Feast Day of Saint Francis

FRANCIS OF ASSISI, FRIAR D. 1226

PATRON OF ANIMALS AND OF ECOLOGY

St. Francis was born in the hill country of central Italy in the town of Assisi around 1181. He was the only child of a prosperous cloth merchant and grew up among the privileged sons of the town’s wealthy families. His early youth was given over to a lively social life and dreams of knighthood to be won in the City’s wars. He returned from his military service a changed man and withdrew from his friends and former amusements in search of a new life.

While praying in the ruined church of San Damiano in the countryside, he heard the words: “Francis, rebuild my Church which you see falling down.” Taking the word literally, he began to rebuild the little church with his own hands, begging in the streets for building supplies. This public humiliation led to a permanent break with his father. Francis gave away to the poor everything he had ever received from his family, even the clothes on his back. He embraced the poverty of the gospel, “sell what thou hast, give to the poor, and come and follow Me.” Francis soon discovered that his calling was not to renew merely a church, but the Church. Others soon joined Francis, many from the elite sons of the city, and a community of brothers–friars–formed around him. In contrast to the comfort of the established monasteries and clergy, the first Franciscans lived in utter poverty among the poorest of the poor. Traveling through the towns and villages, Francis preached the gospel pax et bonum–“peace and goodwill with all people.” His preaching was simple but filled with an unaffected joy and excitement which cut across class and political divisions. Encountering him, people found their lives changed, feuds were healed, and a new spirit of devotion stirred in the churches of Italy. Soon stories of miracles, many involving his affection for animals, began to surround Francis. 

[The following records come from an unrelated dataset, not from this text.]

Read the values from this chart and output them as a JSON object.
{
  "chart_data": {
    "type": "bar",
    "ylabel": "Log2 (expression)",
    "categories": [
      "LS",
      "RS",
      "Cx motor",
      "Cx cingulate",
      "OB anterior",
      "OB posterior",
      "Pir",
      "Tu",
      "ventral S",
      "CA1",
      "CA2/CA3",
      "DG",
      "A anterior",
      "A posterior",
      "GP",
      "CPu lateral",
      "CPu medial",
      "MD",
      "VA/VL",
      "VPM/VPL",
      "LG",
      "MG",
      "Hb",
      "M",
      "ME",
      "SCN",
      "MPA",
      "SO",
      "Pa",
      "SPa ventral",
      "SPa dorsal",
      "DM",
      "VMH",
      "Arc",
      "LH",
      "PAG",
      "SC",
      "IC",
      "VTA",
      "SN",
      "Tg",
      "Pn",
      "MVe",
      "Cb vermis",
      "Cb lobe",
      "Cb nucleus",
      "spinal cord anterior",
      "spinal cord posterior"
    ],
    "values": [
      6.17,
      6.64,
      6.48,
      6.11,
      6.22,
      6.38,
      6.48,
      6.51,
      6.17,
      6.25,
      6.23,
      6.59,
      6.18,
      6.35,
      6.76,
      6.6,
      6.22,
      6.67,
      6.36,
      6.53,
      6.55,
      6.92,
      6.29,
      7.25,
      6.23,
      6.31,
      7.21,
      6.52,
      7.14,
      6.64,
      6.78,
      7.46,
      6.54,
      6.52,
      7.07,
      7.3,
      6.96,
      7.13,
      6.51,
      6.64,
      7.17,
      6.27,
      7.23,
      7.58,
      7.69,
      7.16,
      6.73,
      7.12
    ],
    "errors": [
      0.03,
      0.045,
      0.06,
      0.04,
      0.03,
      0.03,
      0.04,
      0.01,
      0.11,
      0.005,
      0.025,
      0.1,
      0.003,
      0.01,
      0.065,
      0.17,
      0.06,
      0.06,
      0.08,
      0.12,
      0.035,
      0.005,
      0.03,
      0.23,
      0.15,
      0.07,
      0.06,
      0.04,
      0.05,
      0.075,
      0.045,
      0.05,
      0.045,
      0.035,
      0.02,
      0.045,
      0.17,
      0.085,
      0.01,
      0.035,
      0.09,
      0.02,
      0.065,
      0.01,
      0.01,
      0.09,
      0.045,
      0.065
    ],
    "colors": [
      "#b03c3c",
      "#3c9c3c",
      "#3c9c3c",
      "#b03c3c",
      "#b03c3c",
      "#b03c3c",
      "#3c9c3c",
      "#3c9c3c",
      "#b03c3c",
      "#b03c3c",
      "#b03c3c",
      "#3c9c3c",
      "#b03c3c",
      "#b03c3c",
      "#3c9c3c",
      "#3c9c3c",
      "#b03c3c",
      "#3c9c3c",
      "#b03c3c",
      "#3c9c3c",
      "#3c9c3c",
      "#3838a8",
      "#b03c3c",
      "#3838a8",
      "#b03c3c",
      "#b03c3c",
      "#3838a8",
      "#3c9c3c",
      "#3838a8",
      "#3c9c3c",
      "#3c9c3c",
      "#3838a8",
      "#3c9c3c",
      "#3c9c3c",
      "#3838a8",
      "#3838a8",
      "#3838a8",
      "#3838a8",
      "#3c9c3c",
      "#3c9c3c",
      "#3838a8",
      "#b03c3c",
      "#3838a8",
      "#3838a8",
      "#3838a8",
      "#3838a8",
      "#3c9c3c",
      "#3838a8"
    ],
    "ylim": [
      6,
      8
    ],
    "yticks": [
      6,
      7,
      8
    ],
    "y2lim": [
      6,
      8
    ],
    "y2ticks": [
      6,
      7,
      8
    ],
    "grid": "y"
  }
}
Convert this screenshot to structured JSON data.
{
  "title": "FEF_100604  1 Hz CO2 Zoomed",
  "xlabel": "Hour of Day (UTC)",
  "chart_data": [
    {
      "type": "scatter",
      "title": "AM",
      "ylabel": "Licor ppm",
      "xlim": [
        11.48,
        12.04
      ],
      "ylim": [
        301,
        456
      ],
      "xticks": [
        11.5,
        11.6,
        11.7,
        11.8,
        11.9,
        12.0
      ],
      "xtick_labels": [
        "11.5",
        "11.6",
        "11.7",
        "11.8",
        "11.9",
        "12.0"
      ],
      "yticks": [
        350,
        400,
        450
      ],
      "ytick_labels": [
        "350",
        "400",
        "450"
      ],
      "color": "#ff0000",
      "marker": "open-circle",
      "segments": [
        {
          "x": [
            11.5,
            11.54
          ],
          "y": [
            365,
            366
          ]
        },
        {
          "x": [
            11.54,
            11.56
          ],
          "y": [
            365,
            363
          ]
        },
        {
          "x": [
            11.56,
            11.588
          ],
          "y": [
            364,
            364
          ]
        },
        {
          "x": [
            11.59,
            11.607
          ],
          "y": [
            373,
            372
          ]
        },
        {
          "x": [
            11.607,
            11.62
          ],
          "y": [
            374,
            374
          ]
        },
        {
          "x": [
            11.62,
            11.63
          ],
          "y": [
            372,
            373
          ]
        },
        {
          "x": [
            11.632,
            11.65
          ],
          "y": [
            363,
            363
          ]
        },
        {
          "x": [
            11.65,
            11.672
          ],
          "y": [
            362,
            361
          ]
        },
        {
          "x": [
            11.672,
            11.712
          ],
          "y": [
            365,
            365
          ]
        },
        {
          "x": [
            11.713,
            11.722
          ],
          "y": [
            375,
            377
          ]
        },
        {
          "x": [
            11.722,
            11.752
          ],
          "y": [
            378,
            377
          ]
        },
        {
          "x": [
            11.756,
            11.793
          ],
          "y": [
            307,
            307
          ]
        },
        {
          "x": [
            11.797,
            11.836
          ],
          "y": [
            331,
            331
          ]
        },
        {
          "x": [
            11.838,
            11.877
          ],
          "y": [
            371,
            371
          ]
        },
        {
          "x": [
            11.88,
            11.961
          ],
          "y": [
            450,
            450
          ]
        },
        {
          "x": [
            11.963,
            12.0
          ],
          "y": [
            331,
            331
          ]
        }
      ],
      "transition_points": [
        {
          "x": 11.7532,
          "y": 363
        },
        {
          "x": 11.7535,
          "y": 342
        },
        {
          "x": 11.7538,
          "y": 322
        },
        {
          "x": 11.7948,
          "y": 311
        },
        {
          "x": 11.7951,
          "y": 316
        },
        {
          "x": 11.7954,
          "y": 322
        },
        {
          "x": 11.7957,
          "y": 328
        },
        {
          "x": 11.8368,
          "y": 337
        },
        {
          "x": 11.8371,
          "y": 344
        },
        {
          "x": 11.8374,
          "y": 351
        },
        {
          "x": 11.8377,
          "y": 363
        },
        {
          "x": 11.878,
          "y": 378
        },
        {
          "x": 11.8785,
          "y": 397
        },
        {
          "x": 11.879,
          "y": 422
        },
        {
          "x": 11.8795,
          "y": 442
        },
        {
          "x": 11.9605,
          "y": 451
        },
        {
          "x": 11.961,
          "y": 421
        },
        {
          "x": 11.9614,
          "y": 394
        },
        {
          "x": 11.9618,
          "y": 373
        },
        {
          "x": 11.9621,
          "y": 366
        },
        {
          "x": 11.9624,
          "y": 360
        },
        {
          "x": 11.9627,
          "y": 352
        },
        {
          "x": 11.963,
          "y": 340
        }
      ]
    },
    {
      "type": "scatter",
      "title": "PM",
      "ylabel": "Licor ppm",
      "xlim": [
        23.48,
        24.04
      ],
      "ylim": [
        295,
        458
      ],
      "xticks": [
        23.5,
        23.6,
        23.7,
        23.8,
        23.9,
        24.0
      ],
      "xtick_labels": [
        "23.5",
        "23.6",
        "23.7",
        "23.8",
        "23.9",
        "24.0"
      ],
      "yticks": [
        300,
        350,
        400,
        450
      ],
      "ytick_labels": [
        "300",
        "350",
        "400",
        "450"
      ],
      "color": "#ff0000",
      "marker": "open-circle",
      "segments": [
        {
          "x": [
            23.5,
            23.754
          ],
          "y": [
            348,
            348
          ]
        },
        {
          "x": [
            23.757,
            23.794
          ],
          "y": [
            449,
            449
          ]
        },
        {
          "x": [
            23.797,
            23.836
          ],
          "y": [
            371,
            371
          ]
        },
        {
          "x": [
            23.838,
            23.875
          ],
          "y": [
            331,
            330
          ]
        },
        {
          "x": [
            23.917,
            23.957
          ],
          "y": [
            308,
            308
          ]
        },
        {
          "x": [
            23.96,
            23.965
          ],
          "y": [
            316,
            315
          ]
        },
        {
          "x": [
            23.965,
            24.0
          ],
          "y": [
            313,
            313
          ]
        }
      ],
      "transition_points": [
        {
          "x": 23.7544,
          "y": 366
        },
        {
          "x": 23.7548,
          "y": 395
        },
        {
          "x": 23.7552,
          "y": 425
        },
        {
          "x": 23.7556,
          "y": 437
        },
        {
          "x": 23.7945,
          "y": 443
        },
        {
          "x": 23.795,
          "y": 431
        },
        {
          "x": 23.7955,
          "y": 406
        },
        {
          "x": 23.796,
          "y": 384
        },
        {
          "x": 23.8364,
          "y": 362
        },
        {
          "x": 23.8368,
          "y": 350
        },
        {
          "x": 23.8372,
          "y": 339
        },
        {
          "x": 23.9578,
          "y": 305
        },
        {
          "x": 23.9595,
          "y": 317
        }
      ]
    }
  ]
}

In 1210 the great pope Innocent III recognized Francis’ community Rule, consisting only of texts from the Gospels, and the Franciscan First Order, the “Friars Minor” or “little brothers.” By the time of his death, there were over 10,000 Franciscan brothers spread across Europe, apostles of a general renewal of the Church. The greater Franciscan community included a women’s Second Order nicknamed the “Poor Clares” after St. Clare, the first Franciscan sister, and for the first time in history, a Third Order with a simple Rule adapted for regular lay people committed to service, charity, and simplicity of life.

Francis spent his last years feeling that his Order had grown beyond him, and turned more and more to interior solitude. Two years before his death during a visionary encounter with the glorified Christ, he received the “stigmata”, the five wounds of the crucified Lord, another first in Christian history. He was popularly acclaimed a saint in his own lifetime and formally canonized only a year after his death in 1226. 

Today there are both Roman Catholic and Anglican Franciscans at work across the world.